Hanuman’s Braided Prasad in Golden Threads
In the ancient Rigvedic hymns, Agni is praised as the divine fire that carries oblations to the gods; here, the oven’s sacred flame has transformed simple grain into living prana, into ambrosial prasad that awakens the inner light.
Hanuman’s Golden Spiral: Cinnamon Roll Mandala
The bread, woven like the cosmic threads of creation, bears the strength of Hanuman’s unswerving service to Rama; the cinnamon rolls, fragrant and coiled, evoke the awakened kundalini rising in sweet ecstasy. Mahavatar Babaji himself, immortal guardian of the Kriya lineage, has been known to manifest simple food as divine sustenance for his disciples—eternal nourishment drawn from the boundless akasha.
Thus these humble gifts, baked with love on this winter day, become a modern yajna: offerings that feed not only the body but the immortal Self, reminding us that in every bite of such consecrated sweetness, the devotee tastes the boundless grace of the Eternal.
As the evening winds down, cinnamon rolls are savored, tea poured, sorbet shared. Leftovers are offered freely; rides home arranged. No one leaves unchanged. The meal has nourished body, heart, and spirit.
In yoga, true satisfaction arises not from consumption but from gratitude. This gathering embodies ahimsa (non-violence) through gentle food choices, satya (truth) through honest sharing, and aparigraha (non-grasping) through generous giving. It reminds us that the highest practice is often the simplest: to show up, to offer what we have, to receive what is offered.
Sutras from the Table
When hands prepare food with love, the meal becomes prasad; the eater and the eaten dissolve into one taste of grace.
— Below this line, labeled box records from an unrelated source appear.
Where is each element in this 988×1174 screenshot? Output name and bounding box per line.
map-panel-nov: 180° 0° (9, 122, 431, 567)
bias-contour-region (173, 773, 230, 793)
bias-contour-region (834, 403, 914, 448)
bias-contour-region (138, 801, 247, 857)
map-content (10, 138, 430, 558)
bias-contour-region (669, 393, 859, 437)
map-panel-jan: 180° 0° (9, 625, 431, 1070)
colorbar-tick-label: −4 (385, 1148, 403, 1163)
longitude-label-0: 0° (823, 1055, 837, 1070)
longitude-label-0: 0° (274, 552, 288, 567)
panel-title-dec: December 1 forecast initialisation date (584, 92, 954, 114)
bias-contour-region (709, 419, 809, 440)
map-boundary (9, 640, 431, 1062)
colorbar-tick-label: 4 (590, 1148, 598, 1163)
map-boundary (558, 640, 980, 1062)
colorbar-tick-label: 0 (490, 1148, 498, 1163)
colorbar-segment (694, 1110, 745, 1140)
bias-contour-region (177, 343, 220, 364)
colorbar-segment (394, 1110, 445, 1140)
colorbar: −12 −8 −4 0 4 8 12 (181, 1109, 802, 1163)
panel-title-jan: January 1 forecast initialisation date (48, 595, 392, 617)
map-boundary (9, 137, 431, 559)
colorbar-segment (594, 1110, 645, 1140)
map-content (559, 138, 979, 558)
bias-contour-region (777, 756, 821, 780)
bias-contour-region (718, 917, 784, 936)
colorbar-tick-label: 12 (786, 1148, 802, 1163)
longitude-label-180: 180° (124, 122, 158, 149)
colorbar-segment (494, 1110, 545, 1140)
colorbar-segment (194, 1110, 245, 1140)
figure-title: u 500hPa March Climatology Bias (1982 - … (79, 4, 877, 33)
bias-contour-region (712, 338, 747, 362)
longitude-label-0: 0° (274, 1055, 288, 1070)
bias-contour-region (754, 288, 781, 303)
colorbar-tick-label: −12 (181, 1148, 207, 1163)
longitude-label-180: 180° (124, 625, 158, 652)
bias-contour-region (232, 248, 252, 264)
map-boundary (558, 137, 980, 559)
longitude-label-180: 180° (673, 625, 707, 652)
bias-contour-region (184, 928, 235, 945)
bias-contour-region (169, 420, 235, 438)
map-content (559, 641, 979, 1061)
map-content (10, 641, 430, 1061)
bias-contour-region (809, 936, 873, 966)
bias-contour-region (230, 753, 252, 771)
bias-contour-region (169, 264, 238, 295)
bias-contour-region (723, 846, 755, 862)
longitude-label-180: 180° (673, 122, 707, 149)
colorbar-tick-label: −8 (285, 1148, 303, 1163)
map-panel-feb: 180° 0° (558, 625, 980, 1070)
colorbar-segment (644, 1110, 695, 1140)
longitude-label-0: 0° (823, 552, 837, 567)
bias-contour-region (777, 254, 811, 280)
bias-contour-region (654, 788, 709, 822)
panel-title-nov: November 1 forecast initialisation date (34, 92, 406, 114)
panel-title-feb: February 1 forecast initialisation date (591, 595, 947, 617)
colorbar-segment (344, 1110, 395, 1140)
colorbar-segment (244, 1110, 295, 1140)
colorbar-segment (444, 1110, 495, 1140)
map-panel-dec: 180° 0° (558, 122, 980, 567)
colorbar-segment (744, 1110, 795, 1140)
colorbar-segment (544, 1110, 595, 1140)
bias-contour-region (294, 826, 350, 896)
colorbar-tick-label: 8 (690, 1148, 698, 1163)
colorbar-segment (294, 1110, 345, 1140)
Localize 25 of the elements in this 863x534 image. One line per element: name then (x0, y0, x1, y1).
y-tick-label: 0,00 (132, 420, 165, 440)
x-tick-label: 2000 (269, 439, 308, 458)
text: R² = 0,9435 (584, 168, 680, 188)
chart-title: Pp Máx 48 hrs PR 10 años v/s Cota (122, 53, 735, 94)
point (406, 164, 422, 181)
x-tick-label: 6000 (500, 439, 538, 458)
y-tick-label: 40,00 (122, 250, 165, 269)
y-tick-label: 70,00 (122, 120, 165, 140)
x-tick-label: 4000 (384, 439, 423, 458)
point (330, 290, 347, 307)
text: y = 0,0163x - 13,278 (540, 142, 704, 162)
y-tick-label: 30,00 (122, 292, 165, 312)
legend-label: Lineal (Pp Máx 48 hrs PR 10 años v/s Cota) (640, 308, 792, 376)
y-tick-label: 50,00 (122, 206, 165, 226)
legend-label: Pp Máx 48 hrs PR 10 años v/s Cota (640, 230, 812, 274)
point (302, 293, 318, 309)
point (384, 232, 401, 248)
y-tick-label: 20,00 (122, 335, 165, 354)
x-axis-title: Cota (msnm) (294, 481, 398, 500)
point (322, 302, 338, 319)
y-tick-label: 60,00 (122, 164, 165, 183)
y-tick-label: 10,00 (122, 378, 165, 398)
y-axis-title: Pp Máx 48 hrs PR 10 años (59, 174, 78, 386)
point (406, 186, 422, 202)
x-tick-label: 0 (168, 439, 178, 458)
In the circle of true sangha, stories are not mere words but threads (sutras) weaving individual souls into the tapestry of the One.
Synchronicity is the divine winking: when the heart’s silent prayer is answered in a stranger’s spontaneous sound.
Winter’s cold presses us inward; shared warmth around a table ignites the inner fire (agni) that melts separation.
The future arrives not through force but through presence: in this moment, at this table, the new world, the age of truth and light (satya-yuga) is already born.
Closing Invocation for a Yogic Feast
After an evening of shared prasad and heartfelt sangha, a fitting yogic closing would honor the meal as a sacred offering while extending gratitude and peace to all beings. The most traditional and resonant choice is the Brahmārpaṇam mantra from the Bhagavad Gita (4.24), which transforms the act of eating into a yajna (sacrifice) where everything—offering, fire, act, and offerer—is Brahman.
Brahmārpaṇam Mantra (Meal Prayer)
(Recite slowly, with hands in anjali mudra.)
Brahmārpaṇam brahma havir
Brahmāgnau brahmaṇā hutam
Brahmaiva tena gantavyaṁ
Brahma-karma-samādhinā
The act of offering is Brahman.
The offered food is Brahman.
It is offered by Brahman into the fire of Brahman.
Brahman alone is attained by one who sees Brahman in all actions.
Followed by Universal Peace Invocation
(Then, to radiate the blessings of the gathering outward:)
Lokāḥ samastāḥ sukhino bhavantu
Lokāḥ samastāḥ sukhino bhavantu
Lokāḥ samastāḥ sukhino bhavantu
(May all beings everywhere be happy and free.)
Closing Mantra
Om pūrṇam adaḥ pūrṇam idaṁ
Pūrṇāt pūrṇam udacyate
Pūrṇasya pūrṇam ādāya
Pūrṇam evāvaśiṣyate
Om śāntiḥ śāntiḥ śāntiḥ
(Īśā Upaniṣad: That is whole, this is whole. From the whole the whole arises. Taking the whole from the whole, the whole alone remains. Om peace, peace, peace.)